Four additional Svalbard posts not included above are Heading North (getting ready for Svalbard), North Across the Barents Sea (Norway-Svalbard), Sailing Across the Barents (Svalbard-Norway), Beyond the Photos (Svalbard Paintings)

Sunday, October 11, 2009

Beyond The Photos


Frances painting at sea off Bjornoya

Besides photographs, watercolor paintings are another way that Snow Dragon’s travels are recorded. Frances endeavors to paint in every anchorage and in Svalbard she came close to meeting her goal.

Engelsbukta

To view more of Frances' paintings please click on Svalbard Paintings Album or check out her website francesbrann.com to view paintings from previous trips.

Wednesday, October 7, 2009

Sailing Across The Barents



The gentle bobbing off the southern tip of Spitsbergen turned into violent slamming when the wind and sea picked up, before returning to gentle bobbing. Eventually the wind stabilized and Snow Dragon settled into comfortable sailing but not before needing her engine to motor out of the strong current off of Bjornoya that was pushing us backwards.

Conditions in the Barents are always changing and thanks to a very good friend, we had daily Norwegian weather reports emailed to us that detailed wind strength and direction. As well as being able to pull in regular weather faxes on the SSB radio, that show the big picture. Knowing what winds were forecast helped us plan our course.

Our night watch schedule is generally informal. We aim to do three hour watches but often do longer ones depending on conditions and how we’re feeling. When watches are not active with sail and course changes or traffic, our time is spent reading in between regular checks for other vessels. What we read depends on the conditions. If it is rough, it needs to be something light.

The pilothouse is the most stable part of Snow Dragon and our favorite place to stand watch, hangout or sleep when underway. There are sleeping options on both sides so even when the boat is heeled there is usually a comfortable place to sleep.
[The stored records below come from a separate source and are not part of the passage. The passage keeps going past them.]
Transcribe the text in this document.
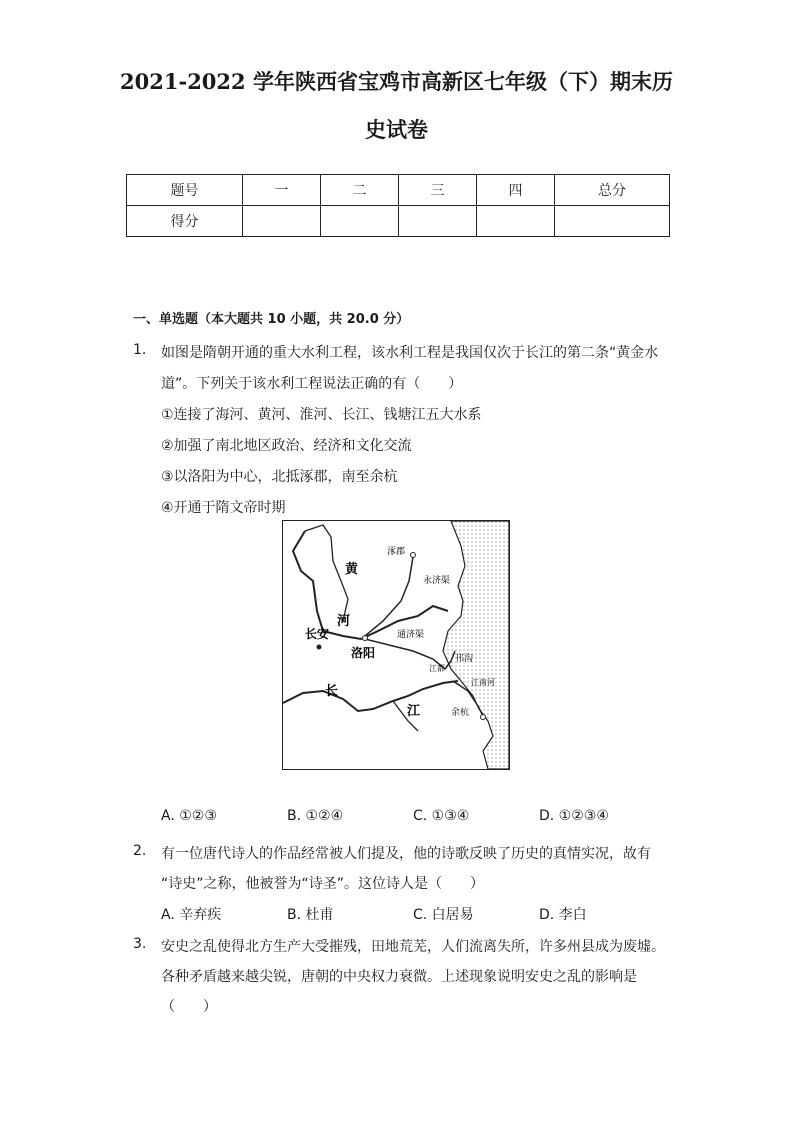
2021-2022 学年陕西省宝鸡市高新区七年级（下）期末历
史试卷
题号	一	二	三	四	总分
得分					
一、单选题（本大题共 10 小题，共 20.0 分）
1. 如图是隋朝开通的重大水利工程，该水利工程是我国仅次于长江的第二条“黄金水
道”。下列关于该水利工程说法正确的有（　　）
①连接了海河、黄河、淮河、长江、钱塘江五大水系
②加强了南北地区政治、经济和文化交流
③以洛阳为中心，北抵涿郡，南至余杭
④开通于隋文帝时期
涿郡
永济渠
黄
河
长安
洛阳
通济渠
邗沟
江都
江南河
余杭
长
江
A. ①②③	B. ①②④	C. ①③④	D. ①②③④
2. 有一位唐代诗人的作品经常被人们提及，他的诗歌反映了历史的真情实况，故有
“诗史”之称，他被誉为“诗圣”。这位诗人是（　　）
A. 辛弃疾	B. 杜甫	C. 白居易	D. 李白
3. 安史之乱使得北方生产大受摧残，田地荒芜，人们流离失所，许多州县成为废墟。
各种矛盾越来越尖锐，唐朝的中央权力衰微。上述现象说明安史之乱的影响是
（　　）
Food is very important on a passage. We will usually make a meal in advance to get us through the first day while we adjust to being at sea. Some of our favorite underway meals are cauliflower cheese and leek and potato soup. By the third day we are usually eating normally and during our Barent’s crossing enjoyed sausage with red cabbage and mashed potatoes.
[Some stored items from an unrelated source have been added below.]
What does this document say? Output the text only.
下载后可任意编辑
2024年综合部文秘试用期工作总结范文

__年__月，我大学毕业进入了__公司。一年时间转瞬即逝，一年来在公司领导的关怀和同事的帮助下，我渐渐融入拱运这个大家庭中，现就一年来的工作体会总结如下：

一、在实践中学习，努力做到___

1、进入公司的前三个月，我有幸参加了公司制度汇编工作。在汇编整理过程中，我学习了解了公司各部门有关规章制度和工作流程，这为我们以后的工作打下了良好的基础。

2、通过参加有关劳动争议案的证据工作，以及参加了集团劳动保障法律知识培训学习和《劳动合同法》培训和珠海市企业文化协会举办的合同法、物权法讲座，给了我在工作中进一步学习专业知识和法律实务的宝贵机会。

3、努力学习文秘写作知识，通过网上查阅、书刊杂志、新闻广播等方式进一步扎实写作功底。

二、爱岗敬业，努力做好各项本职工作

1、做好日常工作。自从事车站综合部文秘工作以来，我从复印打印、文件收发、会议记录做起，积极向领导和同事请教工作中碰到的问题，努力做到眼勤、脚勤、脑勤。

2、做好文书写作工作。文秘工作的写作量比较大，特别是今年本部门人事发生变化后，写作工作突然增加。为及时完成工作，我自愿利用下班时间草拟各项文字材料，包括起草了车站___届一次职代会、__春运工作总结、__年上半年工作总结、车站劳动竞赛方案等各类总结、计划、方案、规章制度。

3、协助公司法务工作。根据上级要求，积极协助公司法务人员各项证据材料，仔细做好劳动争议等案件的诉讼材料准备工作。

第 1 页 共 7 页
Our calorie needs vary radically during ocean crossings and we like to keep energy bars on hand for when conditions are demanding and we need to refuel quickly. Hydration is essential and we always have bottles of water with electrolyte within reach. Though our favorite form of hydration is tea and we are always coming up with inventive ways to keep the teapot from taking flight while underway.

As we headed south, wildlife was more pronounced than it had been during our trip up to Svalbard. Before loosing sight of Spitsbergen, a humpback whale appeared briefly and fluked. We found whales to be a rare sight in Svalbard and cherished this distant encounter.
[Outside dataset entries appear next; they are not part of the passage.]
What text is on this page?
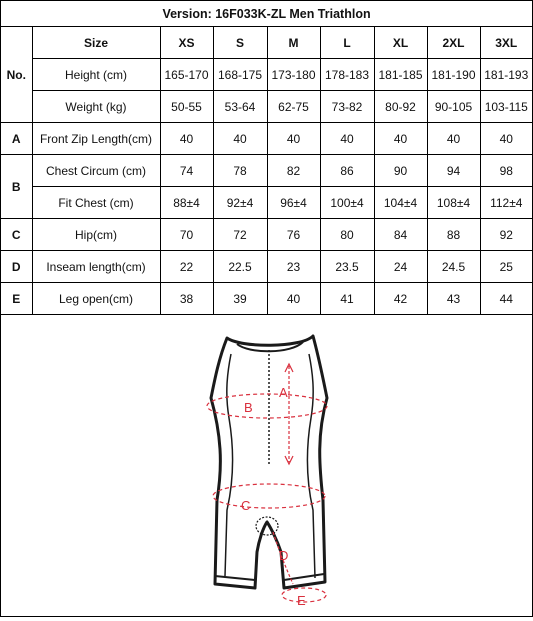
Version: 16F033K-ZL Men Triathlon								
No.	Size	XS	S	M	L	XL	2XL	3XL
	Height (cm)	165-170	168-175	173-180	178-183	181-185	181-190	181-193
	Weight (kg)	50-55	53-64	62-75	73-82	80-92	90-105	103-115
A	Front Zip Length(cm)	40	40	40	40	40	40	40
B	Chest Circum (cm)	74	78	82	86	90	94	98
	Fit Chest (cm)	88±4	92±4	96±4	100±4	104±4	108±4	112±4
C	Hip(cm)	70	72	76	80	84	88	92
D	Inseam length(cm)	22	22.5	23	23.5	24	24.5	25
E	Leg open(cm)	38	39	40	41	42	43	44
A
B
C
D
E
Just south of Bjornoya, white beaked dolphins made a midnight appearance. And later that morning we saw our fist sunrise since May, brighten the horizon. Followed by an impressive sunset later that evening. After three months of twenty-four hour sun we were now being gently reintroduced to night.


During our last full day at sea, a migrating sandpiper hitched a brief ride. He appeared to be foraging for food and Krystina put some sesame cracker crumbs out on deck for him to snack on. Adjusting sails without disturbing the sandpiper was tricky but he did not seem to mind the brief interruption.

Six days after leaving Edgeoya, we made landfall at Oksefjord, on Norway’s Nordkinn peninsula. Fall was evident and we returned from shore with wild flowers and blueberries. Unfortunately, the fjord funneled the wind and chop directly into our anchorage, making us eager to move on after spending a couple days recovering from the passage.